Artificial Neural Networks are all the rage. One has to wonder if the catchy name played a role in the model’s own marketing and adoption. I’ve seen business managers giddy to mention that their products use “Artificial Neural Networks” and “Deep Learning”. Would they be so giddy to say their products use “Connected Circles Models” or “Fail and Be Penalized Machines”? But make no mistake – Artificial Neural Networks are the real deal as evident by their success in a number of applications like image recognition, natural language processing, automated trading, and autonomous cars. As a professional data scientist who didn’t fully understand them, I felt embarrassed like a builder without a table saw. Consequently I’ve done my homework and written this article to help others overcome the same hurdles and head scratchers I did in my own (ongoing) learning process.
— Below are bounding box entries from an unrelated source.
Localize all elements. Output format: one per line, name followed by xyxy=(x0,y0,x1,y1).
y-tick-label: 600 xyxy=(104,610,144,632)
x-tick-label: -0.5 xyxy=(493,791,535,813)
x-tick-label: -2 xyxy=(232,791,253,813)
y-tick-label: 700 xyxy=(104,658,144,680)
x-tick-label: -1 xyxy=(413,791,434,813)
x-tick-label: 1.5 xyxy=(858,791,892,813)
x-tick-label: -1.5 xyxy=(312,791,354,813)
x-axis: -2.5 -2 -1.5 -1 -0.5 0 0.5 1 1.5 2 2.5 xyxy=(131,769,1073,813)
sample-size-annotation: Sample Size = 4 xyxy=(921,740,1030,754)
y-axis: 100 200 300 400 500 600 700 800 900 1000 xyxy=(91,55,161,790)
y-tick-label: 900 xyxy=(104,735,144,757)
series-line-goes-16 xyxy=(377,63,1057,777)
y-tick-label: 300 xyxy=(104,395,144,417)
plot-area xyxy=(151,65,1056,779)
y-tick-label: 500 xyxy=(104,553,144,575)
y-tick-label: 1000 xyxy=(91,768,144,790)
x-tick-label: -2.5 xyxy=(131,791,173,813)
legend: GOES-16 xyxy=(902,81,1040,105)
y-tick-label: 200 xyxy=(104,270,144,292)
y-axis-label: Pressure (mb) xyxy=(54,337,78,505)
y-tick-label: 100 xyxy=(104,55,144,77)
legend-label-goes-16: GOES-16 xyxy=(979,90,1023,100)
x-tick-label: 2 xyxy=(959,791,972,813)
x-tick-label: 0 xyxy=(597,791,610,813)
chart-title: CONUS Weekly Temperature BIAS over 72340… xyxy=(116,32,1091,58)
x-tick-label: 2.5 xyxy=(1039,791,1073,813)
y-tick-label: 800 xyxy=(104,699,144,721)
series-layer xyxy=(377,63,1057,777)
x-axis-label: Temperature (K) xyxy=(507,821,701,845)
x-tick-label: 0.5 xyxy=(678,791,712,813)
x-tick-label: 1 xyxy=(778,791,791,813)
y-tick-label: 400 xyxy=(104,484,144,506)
*Note that R code for the examples presented in this article can be found here in the Machine Learning Problem Bible. Additionally, check out Part 2, Neural Networks – A Worked Example after reading this article to see the details behind designing and coding a neural network from scratch.*

We’ll start with a motivational problem. Here we have a collection of grayscale images, each a 2×2 grid of pixels where each pixel has an intensity value between 0 (white) and 255 (black). The goal is to build a model that identifies images with a “stairs” pattern.

At this point, we are only interested in finding a model that *could* fit the data reasonably. We’ll worry about the fitting methodology later.

# Pre-processing

For each image, we label the pixels \(x_1\), \(x_2\), \(x_3\), \(x_4\) and generate an input vector \(\mathbf{x} = \begin{bmatrix}x_1 & x_2 & x_3 & x_4\end{bmatrix}\) which will be the input to our model. We expect our model to predict True (the image has the stairs pattern) or False (the image does not have the stairs pattern).

ImageId | x1 | x2 | x3 | x4 | IsStairs |
---|---|---|---|---|---|

1 | 252 | 4 | 155 | 175 | 1 |

2 | 175 | 10 | 186 | 200 | 1 |

3 | 82 | 131 | 230 | 100 | 0 |

… | … | … | … | … | … |

498 | 36 | 187 | 43 | 249 | 0 |

499 | 1 | 160 | 169 | 242 | 1 |

500 | 198 | 134 | 22 | 188 | 0 |

# Single Layer Perceptron (Model Iteration 0)

A simple model we could build is a single layer perceptron. A perceptron uses a weighted linear combination of the inputs to return a prediction score. If the prediction score exceeds a selected threshold, the perceptron predicts True. Otherwise it predicts False. More formally,

\[ f(x)={\begin{cases} 1 &{\text{if }}\ w_1x_1 + w_2x_2 + w_3x_3 + w_4x_4 > threshold\\ 0 & {\text{otherwise}} \end{cases}} \]

Let’s re-express this as follows

\[ \widehat y = \mathbf w \cdot \mathbf x + b \]

\[ f(x)={\begin{cases} 1 &{\text{if }}\ \widehat{y} > 0\\ 0 & {\text{otherwise}} \end{cases}} \]

Here \(\widehat{y}\) is our *prediction score*.

Pictorially, we can represent a perceptron as input nodes that feed into an output node.

For our example, suppose we build the following perceptron:

\[ \widehat{y} = -0.0019x_1 + -0.0016x_2 + 0.0020x_3 + 0.0023x_4 + 0.0003 \]

Here’s how the perceptron would perform on some of our training images.

This would certainly be better than randomly guessing and it makes some logical sense. All the stairs patterns have darkly shaded pixels in the bottom row which supports the larger, positive coefficients for \(x_3\) and \(x_4\). Nonetheless, there are some glaring problems with this model.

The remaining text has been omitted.